[fic] honooko: Variations: Roy and Thomas

Aug 18, 2005 21:38

Entry: Variations Arc
Title: Roy and Thomas
Author: honooko
Rating: PG
Warning: More name-changing confusion.
Summary: In this world, he was just getting started.

“Alright,” Roy Mustang said for the umpteenth time. “Name?”

“Thomas Elric,” ‘Roy’ responded smoothly. He leaned back on the black leather cushions of Mustang’s couch. He’d give the bastard one thing; he had damn fine taste in comfortable furniture.

Mustang glanced at the boy in front of him as they went through the list of questions. ‘Roy’ had changed his name upon meeting Mustang, and had refused to say why. He’d simply shrugged and announced he was actually named Thomas. Thomas Elric, in fact.

Edward had given his father a shocked look; clearly he hadn’t missed the implication that Thomas was Hohenhiem’s son. Trisha didn’t seem to register anything strange, and hugged the boy goodbye as if he was her own child. Then Thomas and Mustang had taken the next train out to East City.

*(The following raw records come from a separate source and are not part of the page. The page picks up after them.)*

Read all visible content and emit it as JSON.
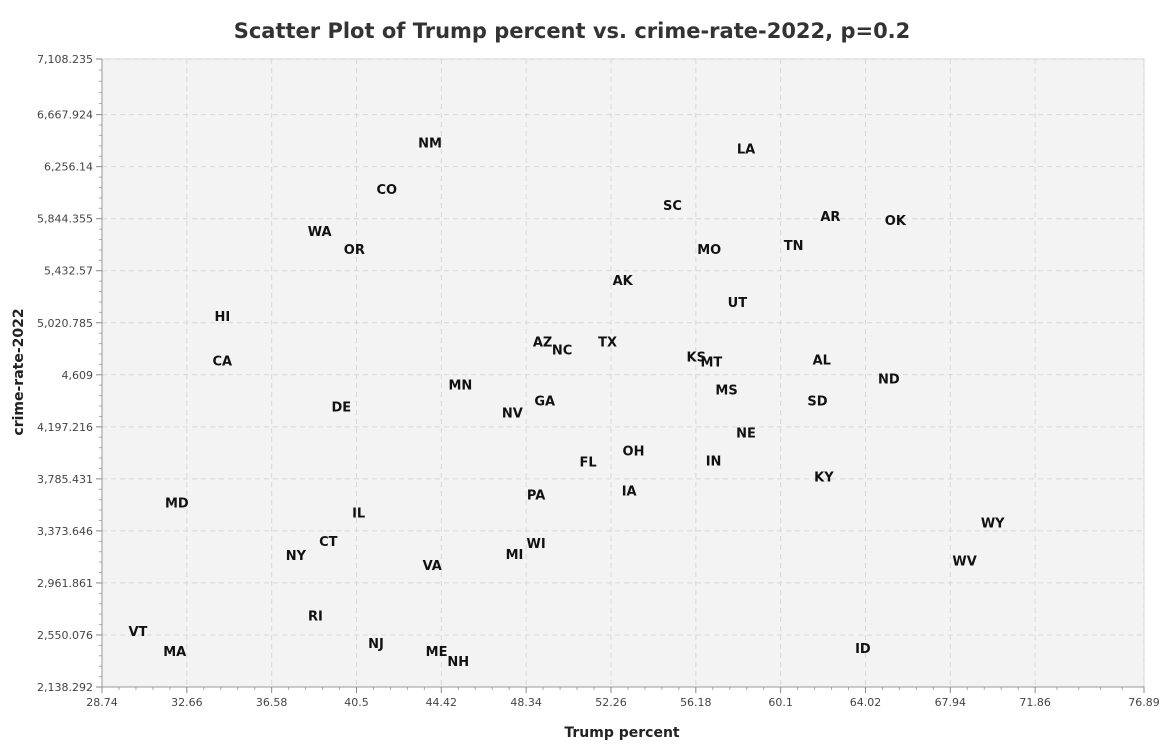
{
  "chart_data": {
    "type": "scatter",
    "title": "Scatter Plot of Trump percent vs. crime-rate-2022, p=0.2",
    "xlabel": "Trump percent",
    "ylabel": "crime-rate-2022",
    "xlim": [
      28.74,
      76.89
    ],
    "ylim": [
      2138.292,
      7108.235
    ],
    "x_ticks": [
      "28.74",
      "32.66",
      "36.58",
      "40.5",
      "44.42",
      "48.34",
      "52.26",
      "56.18",
      "60.1",
      "64.02",
      "67.94",
      "71.86",
      "76.89"
    ],
    "y_ticks": [
      "2,138.292",
      "2,550.076",
      "2,961.861",
      "3,373.646",
      "3,785.431",
      "4,197.216",
      "4,609",
      "5,020.785",
      "5,432.57",
      "5,844.355",
      "6,256.14",
      "6,667.924",
      "7,108.235"
    ],
    "grid": true,
    "legend": "none",
    "points": [
      {
        "label": "NM",
        "x": 43.9,
        "y": 6447
      },
      {
        "label": "LA",
        "x": 58.5,
        "y": 6399
      },
      {
        "label": "CO",
        "x": 41.9,
        "y": 6081
      },
      {
        "label": "SC",
        "x": 55.1,
        "y": 5952
      },
      {
        "label": "AR",
        "x": 62.4,
        "y": 5865
      },
      {
        "label": "OK",
        "x": 65.4,
        "y": 5834
      },
      {
        "label": "WA",
        "x": 38.8,
        "y": 5747
      },
      {
        "label": "TN",
        "x": 60.7,
        "y": 5636
      },
      {
        "label": "OR",
        "x": 40.4,
        "y": 5605
      },
      {
        "label": "MO",
        "x": 56.8,
        "y": 5605
      },
      {
        "label": "AK",
        "x": 52.8,
        "y": 5360
      },
      {
        "label": "UT",
        "x": 58.1,
        "y": 5186
      },
      {
        "label": "HI",
        "x": 34.3,
        "y": 5075
      },
      {
        "label": "AZ",
        "x": 49.1,
        "y": 4871
      },
      {
        "label": "TX",
        "x": 52.1,
        "y": 4871
      },
      {
        "label": "NC",
        "x": 50.0,
        "y": 4808
      },
      {
        "label": "KS",
        "x": 56.2,
        "y": 4753
      },
      {
        "label": "CA",
        "x": 34.3,
        "y": 4721
      },
      {
        "label": "AL",
        "x": 62.0,
        "y": 4729
      },
      {
        "label": "MT",
        "x": 56.9,
        "y": 4713
      },
      {
        "label": "ND",
        "x": 65.1,
        "y": 4579
      },
      {
        "label": "MN",
        "x": 45.3,
        "y": 4531
      },
      {
        "label": "MS",
        "x": 57.6,
        "y": 4492
      },
      {
        "label": "GA",
        "x": 49.2,
        "y": 4405
      },
      {
        "label": "SD",
        "x": 61.8,
        "y": 4405
      },
      {
        "label": "DE",
        "x": 39.8,
        "y": 4357
      },
      {
        "label": "NV",
        "x": 47.7,
        "y": 4310
      },
      {
        "label": "NE",
        "x": 58.5,
        "y": 4153
      },
      {
        "label": "OH",
        "x": 53.3,
        "y": 4011
      },
      {
        "label": "FL",
        "x": 51.2,
        "y": 3924
      },
      {
        "label": "IN",
        "x": 57.0,
        "y": 3932
      },
      {
        "label": "KY",
        "x": 62.1,
        "y": 3805
      },
      {
        "label": "IA",
        "x": 53.1,
        "y": 3695
      },
      {
        "label": "PA",
        "x": 48.8,
        "y": 3663
      },
      {
        "label": "MD",
        "x": 32.2,
        "y": 3600
      },
      {
        "label": "IL",
        "x": 40.6,
        "y": 3521
      },
      {
        "label": "WY",
        "x": 69.9,
        "y": 3442
      },
      {
        "label": "CT",
        "x": 39.2,
        "y": 3292
      },
      {
        "label": "WI",
        "x": 48.8,
        "y": 3276
      },
      {
        "label": "NY",
        "x": 37.7,
        "y": 3181
      },
      {
        "label": "MI",
        "x": 47.8,
        "y": 3189
      },
      {
        "label": "WV",
        "x": 68.6,
        "y": 3141
      },
      {
        "label": "VA",
        "x": 44.0,
        "y": 3102
      },
      {
        "label": "RI",
        "x": 38.6,
        "y": 2705
      },
      {
        "label": "VT",
        "x": 30.4,
        "y": 2581
      },
      {
        "label": "NJ",
        "x": 41.4,
        "y": 2487
      },
      {
        "label": "ID",
        "x": 63.9,
        "y": 2447
      },
      {
        "label": "MA",
        "x": 32.1,
        "y": 2423
      },
      {
        "label": "ME",
        "x": 44.2,
        "y": 2423
      },
      {
        "label": "NH",
        "x": 45.2,
        "y": 2344
      }
    ]
  }
}
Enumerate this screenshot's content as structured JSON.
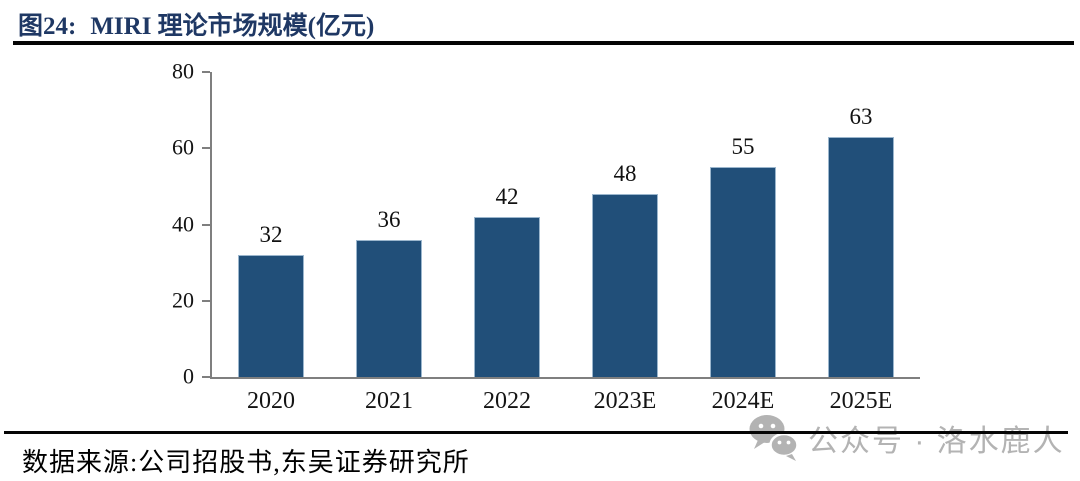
{
  "header": {
    "figure_label": "图24:",
    "title": "MIRI 理论市场规模(亿元)",
    "title_color": "#1F3864"
  },
  "chart_data": {
    "type": "bar",
    "title": "MIRI 理论市场规模(亿元)",
    "categories": [
      "2020",
      "2021",
      "2022",
      "2023E",
      "2024E",
      "2025E"
    ],
    "values": [
      32,
      36,
      42,
      48,
      55,
      63
    ],
    "xlabel": "",
    "ylabel": "",
    "ylim": [
      0,
      80
    ],
    "yticks": [
      0,
      20,
      40,
      60,
      80
    ],
    "grid": false,
    "legend": false,
    "data_labels": true,
    "bar_color": "#214F79",
    "bar_border_color": "#9bb6cd",
    "axis_color": "#7f7f7f"
  },
  "footer": {
    "source": "数据来源:公司招股书,东吴证券研究所"
  },
  "watermark": {
    "icon": "wechat-icon",
    "text": "公众号 · 洛水鹿人",
    "color": "#b3b3b3"
  }
}
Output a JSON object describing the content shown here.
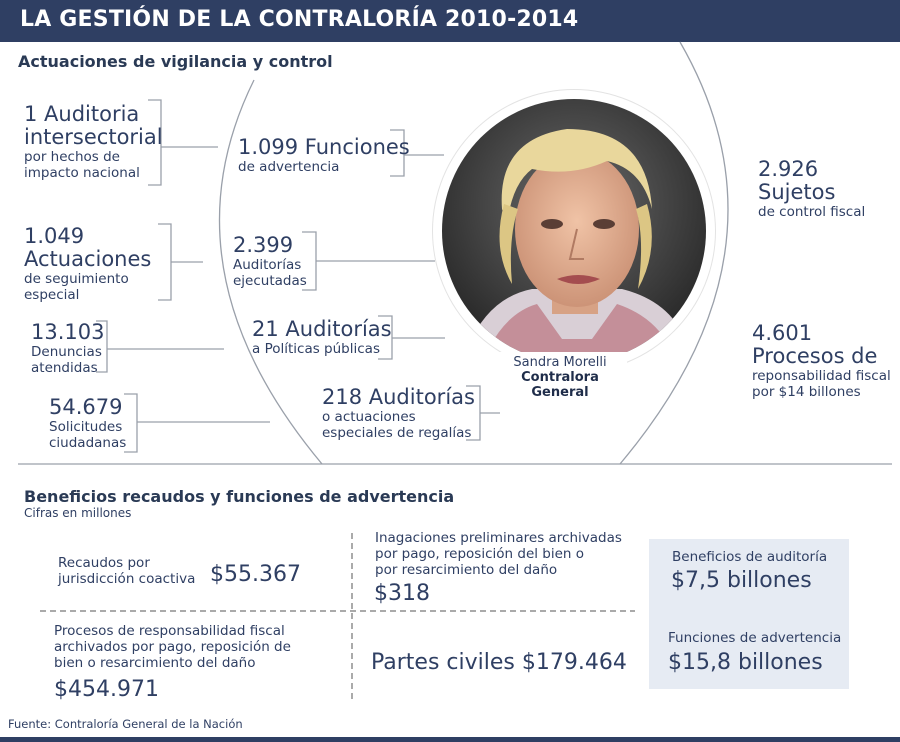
{
  "header": {
    "title": "LA GESTIÓN DE LA CONTRALORÍA 2010-2014"
  },
  "vigilancia": {
    "title": "Actuaciones de vigilancia y control",
    "left": [
      {
        "big": [
          "1 Auditoria",
          "intersectorial"
        ],
        "small": [
          "por hechos de",
          "impacto nacional"
        ]
      },
      {
        "big": [
          "1.049",
          "Actuaciones"
        ],
        "small": [
          "de seguimiento",
          "especial"
        ]
      },
      {
        "big": [
          "13.103"
        ],
        "small": [
          "Denuncias",
          "atendidas"
        ]
      },
      {
        "big": [
          "54.679"
        ],
        "small": [
          "Solicitudes",
          "ciudadanas"
        ]
      }
    ],
    "center": [
      {
        "big": [
          "1.099 Funciones"
        ],
        "small": [
          "de advertencia"
        ]
      },
      {
        "big": [
          "2.399"
        ],
        "small": [
          "Auditorías",
          "ejecutadas"
        ]
      },
      {
        "big": [
          "21 Auditorías"
        ],
        "small": [
          "a Políticas públicas"
        ]
      },
      {
        "big": [
          "218 Auditorías"
        ],
        "small": [
          "o actuaciones",
          "especiales de regalías"
        ]
      }
    ],
    "right": [
      {
        "big": [
          "2.926 Sujetos"
        ],
        "small": [
          "de control fiscal"
        ]
      },
      {
        "big": [
          "4.601",
          "Procesos de"
        ],
        "small": [
          "reponsabilidad fiscal",
          "por $14 billones"
        ]
      }
    ],
    "person": {
      "name": "Sandra Morelli",
      "role": "Contralora General"
    }
  },
  "beneficios": {
    "title": "Beneficios recaudos y funciones de advertencia",
    "subtitle": "Cifras en millones",
    "recaudos": {
      "label": [
        "Recaudos por",
        "jurisdicción coactiva"
      ],
      "value": "$55.367"
    },
    "indagaciones": {
      "label": [
        "Inagaciones preliminares archivadas",
        "por pago, reposición del bien o",
        "por resarcimiento del daño"
      ],
      "value": "$318"
    },
    "procesos": {
      "label": [
        "Procesos de responsabilidad fiscal",
        "archivados por pago, reposición de",
        "bien o resarcimiento del daño"
      ],
      "value": "$454.971"
    },
    "partes": {
      "label": "Partes civiles",
      "value": "$179.464"
    },
    "summary": [
      {
        "label": "Beneficios de auditoría",
        "value": "$7,5 billones"
      },
      {
        "label": "Funciones de advertencia",
        "value": "$15,8 billones"
      }
    ]
  },
  "source": "Fuente: Contraloría General de la Nación",
  "colors": {
    "navy": "#2f3f63",
    "panel": "#e6ebf3",
    "line": "#9aa0aa"
  },
  "icons": {
    "portrait": "portrait-photo"
  }
}
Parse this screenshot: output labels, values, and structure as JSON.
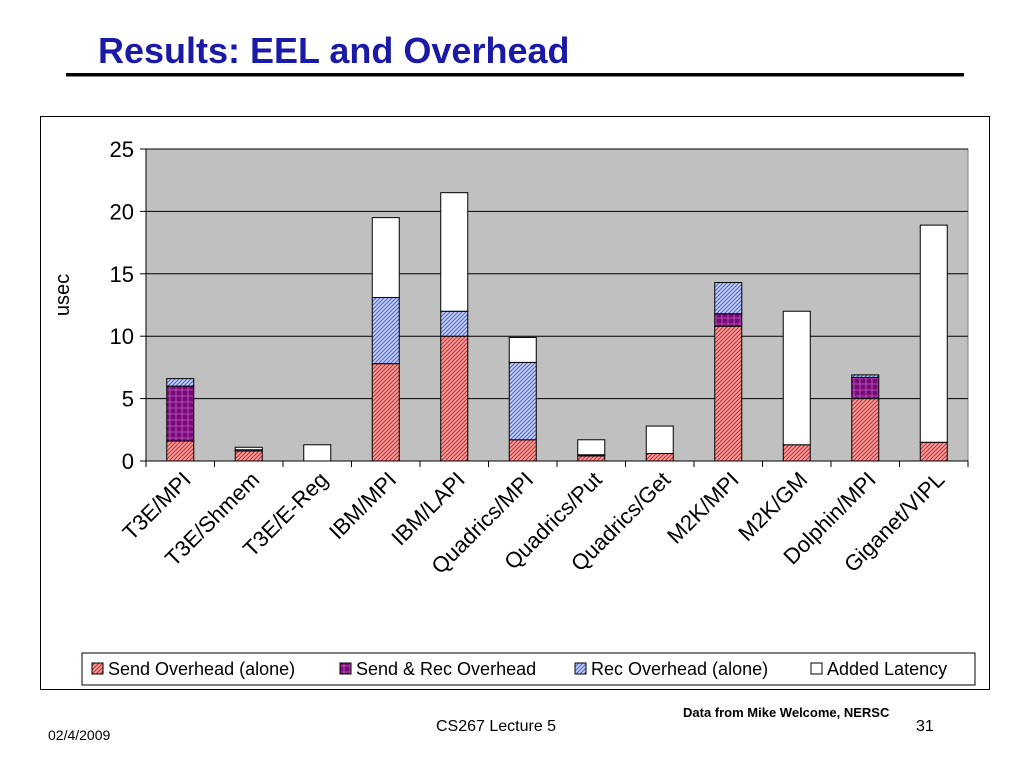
{
  "slide": {
    "title": "Results: EEL and Overhead",
    "date": "02/4/2009",
    "course": "CS267 Lecture 5",
    "page": "31",
    "source_note": "Data from Mike Welcome, NERSC"
  },
  "colors": {
    "title": "#1a1aa6",
    "plot_background": "#c0c0c0",
    "send_overhead": "#e23b3b",
    "send_rec_overhead": "#7a0a7a",
    "rec_overhead": "#3b5bdb",
    "added_latency": "#ffffff"
  },
  "chart_data": {
    "type": "bar",
    "stacked": true,
    "title": "",
    "xlabel": "",
    "ylabel": "usec",
    "ylim": [
      0,
      25
    ],
    "yticks": [
      0,
      5,
      10,
      15,
      20,
      25
    ],
    "grid": true,
    "legend_position": "bottom",
    "categories": [
      "T3E/MPI",
      "T3E/Shmem",
      "T3E/E-Reg",
      "IBM/MPI",
      "IBM/LAPI",
      "Quadrics/MPI",
      "Quadrics/Put",
      "Quadrics/Get",
      "M2K/MPI",
      "M2K/GM",
      "Dolphin/MPI",
      "Giganet/VIPL"
    ],
    "series": [
      {
        "name": "Send Overhead (alone)",
        "values": [
          1.6,
          0.8,
          0.0,
          7.8,
          10.0,
          1.7,
          0.4,
          0.6,
          10.8,
          1.3,
          5.0,
          1.5
        ]
      },
      {
        "name": "Send & Rec Overhead",
        "values": [
          4.4,
          0.0,
          0.0,
          0.0,
          0.0,
          0.0,
          0.1,
          0.0,
          1.0,
          0.0,
          1.7,
          0.0
        ]
      },
      {
        "name": "Rec Overhead (alone)",
        "values": [
          0.6,
          0.1,
          0.0,
          5.3,
          2.0,
          6.2,
          0.0,
          0.0,
          2.5,
          0.0,
          0.2,
          0.0
        ]
      },
      {
        "name": "Added Latency",
        "values": [
          0.0,
          0.2,
          1.3,
          6.4,
          9.5,
          2.0,
          1.2,
          2.2,
          0.0,
          10.7,
          0.0,
          17.4
        ]
      }
    ]
  }
}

The two had spent the last three months preparing for the National Alchemist’s Exam; Thomas stayed in Mustang’s home, and studied while Mustang worked.

“Name the elements, and the Three Principles of Alchemy,” he said, watching Thomas carefully for any hesitation. There was none, and Tom happily rattled off the list as if he’d been saying it since he was 8 years old.

“Air, water, fire, and earth. The three principles are ‘decomposition’, ‘recombination’, and ‘composition’,” Tom named rapidly. He glowed with an intense focus that Mustang envied. In fact, the boy seemed to excel in every aspect of alchemy presented to him. More amazingly, he possessed the uncanny ability to improvise. If he didn’t know how to do it, he guessed. And 99% of the time, his guess was spot-on.

If he’d had any doubt about Tom’s ability to pass the exam, they were long gone now. The boy had more collective intelligence than most other applicants put together. Not to mention that little clap-trick of his that removed the need for an array. From a military standpoint, the boy was a born weapon.

But as a somewhat grudging friend of Tom’s, he was worried. Mustang didn’t need to know his life story; one look at the boy told of enough struggles for a lifetime. And no one was that good in a fight without ever having been in one.

Mustang didn’t want to protect him; but he did want to help him.